Time Keeps on Ticking

If I said I was worried, I’d be lying. I’m petrified.

Christmas around my Mum’s house is a feeding extravaganza.

1. Prawn Cocktail: shrimp, served on a bed of lettuce, chopped tomatoes and cucumber served with a helping of Thousand Island Dressing.
2. Homemade Lentil Soup: made with a ham hough, cooked in a pressure cooker and served with fresh crusty French bread.
3. Turkey, gravy, cranberry sauce, two veg, roast potatoes, mash potatoes, chipolata sausages wrapped in bacon and a big helping of stuffing.
4. Trifle.
5. Black Forest Gateau or a Pavlova of some sort.
6. After Eight Mints.
7. Crackers and Cheese.
8. Death by Consumption.

You could say it’s a lot like Thanksgiving here. Thanksgiving at my MIL’s is very similar: a huge Turkey dinner with all the trimmings, sides galore and more food than people. Consequently, a combined contribution between both of them could feed a small African country.
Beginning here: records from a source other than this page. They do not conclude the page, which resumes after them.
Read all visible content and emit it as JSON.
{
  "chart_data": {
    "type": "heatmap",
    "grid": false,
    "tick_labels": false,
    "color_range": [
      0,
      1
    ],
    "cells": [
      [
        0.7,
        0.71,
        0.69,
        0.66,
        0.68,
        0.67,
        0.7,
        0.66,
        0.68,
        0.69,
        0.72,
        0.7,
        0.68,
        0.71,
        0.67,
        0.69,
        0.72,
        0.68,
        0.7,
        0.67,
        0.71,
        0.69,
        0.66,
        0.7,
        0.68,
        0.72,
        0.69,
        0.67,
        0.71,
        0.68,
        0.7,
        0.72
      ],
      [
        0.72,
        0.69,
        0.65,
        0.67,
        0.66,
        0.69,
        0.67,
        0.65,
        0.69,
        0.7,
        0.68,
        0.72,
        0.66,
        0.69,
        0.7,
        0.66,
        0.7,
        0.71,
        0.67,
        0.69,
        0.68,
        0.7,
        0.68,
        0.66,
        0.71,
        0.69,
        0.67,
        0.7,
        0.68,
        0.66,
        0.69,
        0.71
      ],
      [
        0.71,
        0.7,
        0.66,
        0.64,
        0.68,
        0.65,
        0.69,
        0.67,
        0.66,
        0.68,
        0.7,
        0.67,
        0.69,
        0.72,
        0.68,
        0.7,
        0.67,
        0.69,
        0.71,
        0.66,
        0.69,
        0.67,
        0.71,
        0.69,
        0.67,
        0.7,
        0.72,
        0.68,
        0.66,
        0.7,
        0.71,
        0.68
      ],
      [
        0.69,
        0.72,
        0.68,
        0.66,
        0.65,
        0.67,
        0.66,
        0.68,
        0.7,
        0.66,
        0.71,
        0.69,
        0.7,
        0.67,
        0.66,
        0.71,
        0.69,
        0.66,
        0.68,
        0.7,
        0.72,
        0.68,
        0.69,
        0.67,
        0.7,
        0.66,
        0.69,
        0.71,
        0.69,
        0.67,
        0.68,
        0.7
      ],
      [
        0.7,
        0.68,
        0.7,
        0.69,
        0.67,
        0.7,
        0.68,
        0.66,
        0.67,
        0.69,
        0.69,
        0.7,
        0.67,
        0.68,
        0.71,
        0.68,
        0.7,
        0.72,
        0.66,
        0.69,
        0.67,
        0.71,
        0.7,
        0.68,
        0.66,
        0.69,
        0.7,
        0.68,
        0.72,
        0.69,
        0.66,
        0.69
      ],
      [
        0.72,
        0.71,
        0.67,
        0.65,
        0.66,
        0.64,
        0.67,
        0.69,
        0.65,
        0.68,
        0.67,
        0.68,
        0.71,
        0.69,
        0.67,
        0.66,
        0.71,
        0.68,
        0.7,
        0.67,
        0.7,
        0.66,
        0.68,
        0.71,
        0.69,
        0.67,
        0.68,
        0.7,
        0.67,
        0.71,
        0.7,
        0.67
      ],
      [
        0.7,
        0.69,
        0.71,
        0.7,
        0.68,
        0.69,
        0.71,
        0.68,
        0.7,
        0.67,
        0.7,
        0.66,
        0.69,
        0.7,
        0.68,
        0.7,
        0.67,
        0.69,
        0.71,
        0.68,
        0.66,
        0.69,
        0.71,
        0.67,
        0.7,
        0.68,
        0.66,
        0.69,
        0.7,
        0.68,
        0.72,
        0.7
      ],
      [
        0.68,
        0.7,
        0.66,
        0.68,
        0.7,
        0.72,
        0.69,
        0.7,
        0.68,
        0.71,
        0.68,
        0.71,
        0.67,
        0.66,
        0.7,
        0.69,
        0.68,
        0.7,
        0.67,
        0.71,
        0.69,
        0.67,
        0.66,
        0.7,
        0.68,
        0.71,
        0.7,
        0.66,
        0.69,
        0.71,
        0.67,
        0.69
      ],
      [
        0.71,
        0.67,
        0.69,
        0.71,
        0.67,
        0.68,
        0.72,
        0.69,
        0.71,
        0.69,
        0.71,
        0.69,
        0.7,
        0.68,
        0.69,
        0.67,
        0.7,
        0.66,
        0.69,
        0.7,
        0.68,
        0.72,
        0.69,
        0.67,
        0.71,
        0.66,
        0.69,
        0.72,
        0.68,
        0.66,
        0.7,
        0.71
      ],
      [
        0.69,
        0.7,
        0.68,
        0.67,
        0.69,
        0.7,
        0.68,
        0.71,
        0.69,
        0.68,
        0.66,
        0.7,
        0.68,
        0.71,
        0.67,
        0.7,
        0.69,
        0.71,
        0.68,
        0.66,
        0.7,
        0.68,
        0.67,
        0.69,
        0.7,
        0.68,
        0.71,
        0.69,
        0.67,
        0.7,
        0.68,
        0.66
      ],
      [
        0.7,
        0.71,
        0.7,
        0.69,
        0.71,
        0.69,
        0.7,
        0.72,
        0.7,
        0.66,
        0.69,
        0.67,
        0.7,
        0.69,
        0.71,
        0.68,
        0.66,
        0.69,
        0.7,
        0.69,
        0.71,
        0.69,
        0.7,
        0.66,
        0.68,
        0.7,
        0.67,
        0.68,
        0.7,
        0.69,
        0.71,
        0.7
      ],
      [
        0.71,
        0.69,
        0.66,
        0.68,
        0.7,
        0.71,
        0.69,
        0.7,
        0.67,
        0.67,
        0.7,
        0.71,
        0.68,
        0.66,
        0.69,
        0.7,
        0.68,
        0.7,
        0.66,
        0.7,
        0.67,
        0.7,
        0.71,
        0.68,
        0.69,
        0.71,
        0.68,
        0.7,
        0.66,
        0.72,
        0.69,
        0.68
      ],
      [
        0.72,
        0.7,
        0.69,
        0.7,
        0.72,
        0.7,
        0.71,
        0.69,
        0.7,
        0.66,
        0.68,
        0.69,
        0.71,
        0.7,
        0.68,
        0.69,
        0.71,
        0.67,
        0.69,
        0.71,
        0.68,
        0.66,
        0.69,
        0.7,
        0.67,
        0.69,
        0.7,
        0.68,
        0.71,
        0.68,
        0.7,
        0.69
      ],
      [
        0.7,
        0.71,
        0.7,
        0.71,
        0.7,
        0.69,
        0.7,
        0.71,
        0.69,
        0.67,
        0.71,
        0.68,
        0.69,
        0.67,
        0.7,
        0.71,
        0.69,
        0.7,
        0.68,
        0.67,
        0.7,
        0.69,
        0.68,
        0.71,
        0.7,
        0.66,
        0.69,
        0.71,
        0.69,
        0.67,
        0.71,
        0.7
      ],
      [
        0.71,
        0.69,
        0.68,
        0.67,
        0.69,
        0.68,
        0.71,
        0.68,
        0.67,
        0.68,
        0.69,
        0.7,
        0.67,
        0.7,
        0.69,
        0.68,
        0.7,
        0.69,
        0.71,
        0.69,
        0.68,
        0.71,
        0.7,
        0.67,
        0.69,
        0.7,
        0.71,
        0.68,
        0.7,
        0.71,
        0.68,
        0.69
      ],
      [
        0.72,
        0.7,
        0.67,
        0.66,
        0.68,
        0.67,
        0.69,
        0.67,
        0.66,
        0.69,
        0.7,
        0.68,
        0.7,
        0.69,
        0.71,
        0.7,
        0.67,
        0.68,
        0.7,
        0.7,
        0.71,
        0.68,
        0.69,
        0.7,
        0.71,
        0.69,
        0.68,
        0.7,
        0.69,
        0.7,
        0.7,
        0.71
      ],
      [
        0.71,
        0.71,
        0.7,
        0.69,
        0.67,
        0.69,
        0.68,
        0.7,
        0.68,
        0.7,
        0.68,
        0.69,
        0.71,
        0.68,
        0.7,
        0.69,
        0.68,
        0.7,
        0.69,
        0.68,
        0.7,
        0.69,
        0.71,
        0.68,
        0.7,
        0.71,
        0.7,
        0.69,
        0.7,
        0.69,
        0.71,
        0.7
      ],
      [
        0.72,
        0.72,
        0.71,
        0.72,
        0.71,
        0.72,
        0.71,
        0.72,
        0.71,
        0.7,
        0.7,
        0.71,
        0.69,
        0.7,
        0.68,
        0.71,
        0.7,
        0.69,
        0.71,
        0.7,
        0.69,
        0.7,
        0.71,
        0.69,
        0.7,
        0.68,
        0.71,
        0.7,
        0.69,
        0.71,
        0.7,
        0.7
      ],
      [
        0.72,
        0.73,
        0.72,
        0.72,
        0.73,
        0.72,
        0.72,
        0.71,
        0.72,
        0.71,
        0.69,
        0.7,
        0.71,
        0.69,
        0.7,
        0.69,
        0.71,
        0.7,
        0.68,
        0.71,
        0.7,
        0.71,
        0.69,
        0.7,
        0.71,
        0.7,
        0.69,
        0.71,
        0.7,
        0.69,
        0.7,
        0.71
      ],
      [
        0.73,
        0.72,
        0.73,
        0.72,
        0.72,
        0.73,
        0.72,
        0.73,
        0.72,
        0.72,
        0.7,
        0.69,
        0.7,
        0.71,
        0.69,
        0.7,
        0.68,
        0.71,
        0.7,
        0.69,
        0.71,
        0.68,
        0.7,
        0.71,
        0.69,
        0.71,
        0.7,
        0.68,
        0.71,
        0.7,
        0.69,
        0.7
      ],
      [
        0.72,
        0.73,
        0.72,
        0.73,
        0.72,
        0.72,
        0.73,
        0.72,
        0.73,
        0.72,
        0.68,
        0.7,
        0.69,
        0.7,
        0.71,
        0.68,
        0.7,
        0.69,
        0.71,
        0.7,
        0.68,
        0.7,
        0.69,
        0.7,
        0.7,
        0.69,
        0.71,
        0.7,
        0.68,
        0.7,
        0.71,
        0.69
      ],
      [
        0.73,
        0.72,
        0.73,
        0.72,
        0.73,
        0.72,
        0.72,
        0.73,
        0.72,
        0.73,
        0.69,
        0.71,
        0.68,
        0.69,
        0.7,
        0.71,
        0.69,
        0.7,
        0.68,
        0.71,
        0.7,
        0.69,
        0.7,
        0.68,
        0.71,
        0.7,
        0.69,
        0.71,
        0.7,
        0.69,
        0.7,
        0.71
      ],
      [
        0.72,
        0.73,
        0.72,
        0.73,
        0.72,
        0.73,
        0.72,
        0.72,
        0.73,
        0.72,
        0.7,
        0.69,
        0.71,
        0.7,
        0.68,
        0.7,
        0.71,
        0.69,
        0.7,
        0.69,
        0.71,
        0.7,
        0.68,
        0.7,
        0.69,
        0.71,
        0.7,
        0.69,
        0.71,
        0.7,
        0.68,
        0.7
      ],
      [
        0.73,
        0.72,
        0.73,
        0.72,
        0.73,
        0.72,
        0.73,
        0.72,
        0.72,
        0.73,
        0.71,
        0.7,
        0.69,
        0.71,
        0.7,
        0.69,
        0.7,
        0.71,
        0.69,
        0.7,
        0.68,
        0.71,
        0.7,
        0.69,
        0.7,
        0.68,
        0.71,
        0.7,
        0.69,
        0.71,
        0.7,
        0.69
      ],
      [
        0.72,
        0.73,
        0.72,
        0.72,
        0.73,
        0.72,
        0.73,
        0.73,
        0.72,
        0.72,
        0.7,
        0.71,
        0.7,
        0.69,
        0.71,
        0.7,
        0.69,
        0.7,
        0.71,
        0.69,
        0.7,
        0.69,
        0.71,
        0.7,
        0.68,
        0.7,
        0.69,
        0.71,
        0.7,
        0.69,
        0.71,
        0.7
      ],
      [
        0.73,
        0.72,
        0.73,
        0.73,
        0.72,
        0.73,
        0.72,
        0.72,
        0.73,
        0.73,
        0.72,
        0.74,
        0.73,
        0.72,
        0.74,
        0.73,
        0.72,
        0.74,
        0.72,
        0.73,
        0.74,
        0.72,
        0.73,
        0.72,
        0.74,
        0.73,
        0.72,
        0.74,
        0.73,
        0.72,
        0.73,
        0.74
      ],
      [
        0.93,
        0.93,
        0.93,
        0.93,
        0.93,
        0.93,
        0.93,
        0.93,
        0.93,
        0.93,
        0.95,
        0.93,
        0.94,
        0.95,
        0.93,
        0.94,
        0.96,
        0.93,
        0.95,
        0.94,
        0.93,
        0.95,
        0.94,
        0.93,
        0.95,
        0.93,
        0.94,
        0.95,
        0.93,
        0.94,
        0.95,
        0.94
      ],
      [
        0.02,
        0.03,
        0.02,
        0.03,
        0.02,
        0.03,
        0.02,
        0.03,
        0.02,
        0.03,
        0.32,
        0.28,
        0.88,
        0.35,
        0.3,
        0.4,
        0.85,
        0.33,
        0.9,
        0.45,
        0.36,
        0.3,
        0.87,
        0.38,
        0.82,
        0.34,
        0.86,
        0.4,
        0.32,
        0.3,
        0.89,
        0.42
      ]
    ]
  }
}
Here is my dilemma: I have never cooked Thanksgiving dinner. Ever. Thanksgiving is not a holiday that we have in the UK. We go from Hallowe’en straight to Christmas. Stores put their Christmas decorations up mid-October and Christmas jobs begin around the same time. This is my eleventh Thankgiving and the very first one we are spending as a family, but with no other family around. You may recall we returned to Utah last year to celebrate with Bryan’s family, and on the return journey, spun off the road and lived through a small nightmare. We decided against that this year (especially with the baby) and have opted to stay put this holiday season. So, with that brings the pressure of cooking a Thanksgiving dinner.

Now, I am no stranger to cooking, in fact, I am a total foodie. My cookbook collection expanded by seven books just this year alone. What scares me is the food sychronisation, timing, if you will. I’m totally intimidated by a clock.

I have one week to get my act together.